Le pasteur Kpatcha Alou, ancien directeur du Collège protestant de Lomé, est loin d’imaginer l’importante contribution, pionnière, qu’il vient de faire par la publication en juin dernier de son livre Rencontres avec mes souvenirs (Editions Haho). Dans un pays où ceux qui occupent la scène publique et  font l’histoire refusent de raconter leur passage, quand un modeste pasteur de l’Eglise évangélique presbytérienne  du Togo (EEPT) se livre à ce difficile exercice, il  faut bien lui tresser des lauriers.

Dans ce récit, le pasteur décrit trois phases essentielles de sa vie : son enfance et son adolescence dans le pays kabyè partagé entre tradition et modernité,  son parcours scolaire entre le Togo et l’étranger, et son expérience de pasteur de l’Eglise protestante, une église en crise.

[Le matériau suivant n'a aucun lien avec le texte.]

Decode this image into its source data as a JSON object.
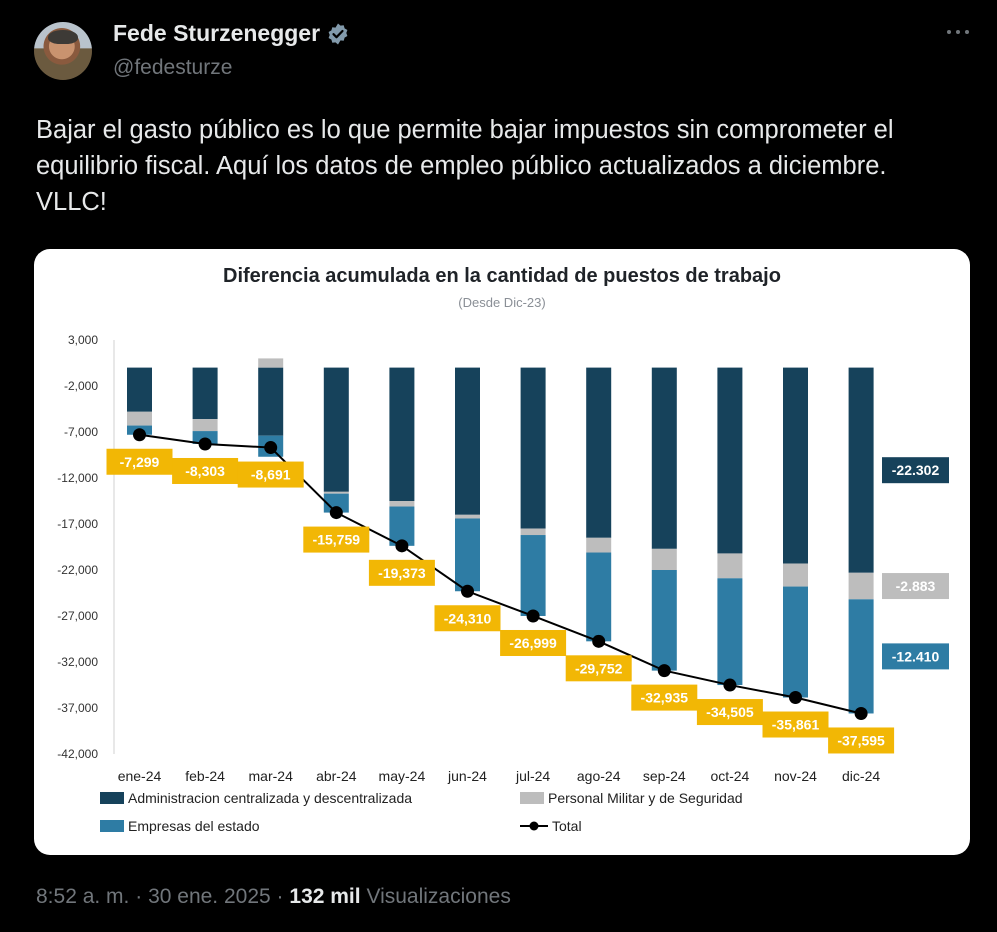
{
  "author": {
    "name": "Fede Sturzenegger",
    "handle": "@fedesturze"
  },
  "tweet": {
    "text": "Bajar el gasto público es lo que permite bajar impuestos sin comprometer el equilibrio fiscal. Aquí los datos de empleo público actualizados a diciembre. VLLC!"
  },
  "meta": {
    "time": "8:52 a. m.",
    "sep1": "·",
    "date": "30 ene. 2025",
    "sep2": "·",
    "views": "132 mil",
    "views_label": "Visualizaciones"
  },
  "colors": {
    "admin": "#16425b",
    "military": "#bdbdbd",
    "empresas": "#2e7ca4",
    "total": "#000000",
    "total_label": "#f2b705"
  },
  "chart_data": {
    "type": "bar",
    "title": "Diferencia acumulada en la cantidad de puestos de trabajo",
    "subtitle": "(Desde Dic-23)",
    "categories": [
      "ene-24",
      "feb-24",
      "mar-24",
      "abr-24",
      "may-24",
      "jun-24",
      "jul-24",
      "ago-24",
      "sep-24",
      "oct-24",
      "nov-24",
      "dic-24"
    ],
    "ylim": [
      -42000,
      3000
    ],
    "yticks": [
      3000,
      -2000,
      -7000,
      -12000,
      -17000,
      -22000,
      -27000,
      -32000,
      -37000,
      -42000
    ],
    "ytick_labels": [
      "3,000",
      "-2,000",
      "-7,000",
      "-12,000",
      "-17,000",
      "-22,000",
      "-27,000",
      "-32,000",
      "-37,000",
      "-42,000"
    ],
    "stacked": true,
    "series": [
      {
        "name": "Administracion centralizada y descentralizada",
        "color": "#16425b",
        "values": [
          -4800,
          -5600,
          -7400,
          -13500,
          -14500,
          -16000,
          -17500,
          -18500,
          -19700,
          -20200,
          -21300,
          -22302
        ]
      },
      {
        "name": "Personal Militar y de Seguridad",
        "color": "#bdbdbd",
        "values": [
          -1500,
          -1300,
          1000,
          -200,
          -600,
          -400,
          -700,
          -1600,
          -2300,
          -2700,
          -2500,
          -2883
        ]
      },
      {
        "name": "Empresas del estado",
        "color": "#2e7ca4",
        "values": [
          -1000,
          -1400,
          -2291,
          -2059,
          -4273,
          -7910,
          -8799,
          -9652,
          -10935,
          -11605,
          -12061,
          -12410
        ]
      },
      {
        "name": "Total",
        "type": "line",
        "color": "#000000",
        "values": [
          -7299,
          -8303,
          -8691,
          -15759,
          -19373,
          -24310,
          -26999,
          -29752,
          -32935,
          -34505,
          -35861,
          -37595
        ]
      }
    ],
    "total_labels": [
      "-7,299",
      "-8,303",
      "-8,691",
      "-15,759",
      "-19,373",
      "-24,310",
      "-26,999",
      "-29,752",
      "-32,935",
      "-34,505",
      "-35,861",
      "-37,595"
    ],
    "end_labels": [
      {
        "text": "-22.302",
        "series": "Administracion centralizada y descentralizada"
      },
      {
        "text": "-2.883",
        "series": "Personal Militar y de Seguridad"
      },
      {
        "text": "-12.410",
        "series": "Empresas del estado"
      }
    ],
    "legend": [
      {
        "label": "Administracion centralizada y descentralizada",
        "kind": "box",
        "color": "#16425b"
      },
      {
        "label": "Personal Militar y de Seguridad",
        "kind": "box",
        "color": "#bdbdbd"
      },
      {
        "label": "Empresas del estado",
        "kind": "box",
        "color": "#2e7ca4"
      },
      {
        "label": "Total",
        "kind": "line",
        "color": "#000000"
      }
    ],
    "legend_position": "bottom",
    "grid": false
  }
}
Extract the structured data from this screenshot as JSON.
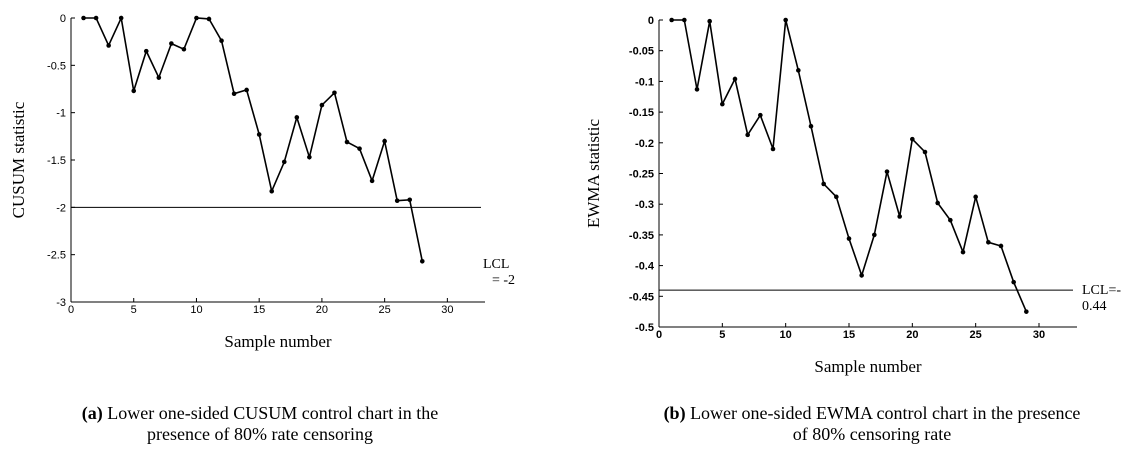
{
  "chart_data": [
    {
      "type": "line",
      "ylabel": "CUSUM statistic",
      "xlabel": "Sample number",
      "xlim": [
        0,
        33
      ],
      "ylim": [
        -3,
        0
      ],
      "xticks": [
        "0",
        "5",
        "10",
        "15",
        "20",
        "25",
        "30"
      ],
      "yticks": [
        "0",
        "-0.5",
        "-1",
        "-1.5",
        "-2",
        "-2.5",
        "-3"
      ],
      "x": [
        1,
        2,
        3,
        4,
        5,
        6,
        7,
        8,
        9,
        10,
        11,
        12,
        13,
        14,
        15,
        16,
        17,
        18,
        19,
        20,
        21,
        22,
        23,
        24,
        25,
        26,
        27,
        28
      ],
      "values": [
        0,
        0,
        -0.29,
        0,
        -0.77,
        -0.35,
        -0.63,
        -0.27,
        -0.33,
        0,
        -0.01,
        -0.24,
        -0.8,
        -0.76,
        -1.23,
        -1.83,
        -1.52,
        -1.05,
        -1.47,
        -0.92,
        -0.79,
        -1.31,
        -1.38,
        -1.72,
        -1.3,
        -1.93,
        -1.92,
        -2.57
      ],
      "lcl": -2,
      "lcl_label_1": "LCL",
      "lcl_label_2": "= -2",
      "caption_letter": "(a)",
      "caption_line1": "Lower one-sided CUSUM control chart in the",
      "caption_line2": "presence of 80% rate censoring"
    },
    {
      "type": "line",
      "ylabel": "EWMA statistic",
      "xlabel": "Sample number",
      "xlim": [
        0,
        33
      ],
      "ylim": [
        -0.5,
        0
      ],
      "xticks": [
        "0",
        "5",
        "10",
        "15",
        "20",
        "25",
        "30"
      ],
      "yticks": [
        "0",
        "-0.05",
        "-0.1",
        "-0.15",
        "-0.2",
        "-0.25",
        "-0.3",
        "-0.35",
        "-0.4",
        "-0.45",
        "-0.5"
      ],
      "x": [
        1,
        2,
        3,
        4,
        5,
        6,
        7,
        8,
        9,
        10,
        11,
        12,
        13,
        14,
        15,
        16,
        17,
        18,
        19,
        20,
        21,
        22,
        23,
        24,
        25,
        26,
        27,
        28,
        29
      ],
      "values": [
        0,
        0,
        -0.113,
        -0.002,
        -0.137,
        -0.096,
        -0.187,
        -0.155,
        -0.21,
        0,
        -0.082,
        -0.173,
        -0.267,
        -0.288,
        -0.356,
        -0.416,
        -0.35,
        -0.247,
        -0.32,
        -0.194,
        -0.215,
        -0.298,
        -0.326,
        -0.378,
        -0.288,
        -0.362,
        -0.368,
        -0.427,
        -0.475
      ],
      "lcl": -0.44,
      "lcl_label_1": "LCL=-",
      "lcl_label_2": "0.44",
      "caption_letter": "(b)",
      "caption_line1": "Lower one-sided EWMA control chart in the presence",
      "caption_line2": "of 80% censoring rate"
    }
  ]
}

Défense des valeurs traditionnelles

Le chapitre concernant son enfance dans le village  de Pya est en réalité une satire de la modernité. On pourrait l’intituler « A la recherche du temps perdu« –  non pas en relation avec le fameux roman de Proust mais parce que  les réminiscences du pasteur présentent une époque idyllique du village kabyè, laquelle époque tend à évoquer la philosophie rousseauiste de la nature corrompue par la civilisation. Le kabyè, qui, notons-le, tire sa pitance quotidienne d’une nature hostile voire ingrate, est vu comme extrêmement sobre, respectueux de la nature, loin de la cupidité et l’hypocrisie:

Le repas était ensuite consommé par l’ensemble de la famille. C’était dans ces rares occasions que nous mangions de la viande. Sinon, on ne tuait jamais de la volaille ou de bête pour la plaisir d’en manger. J’étais très content que les ancêtres aient une faim de moineau. Ils devaient être friands de la bonne odeur de la viande, laquelle odeur nous creusait le ventre.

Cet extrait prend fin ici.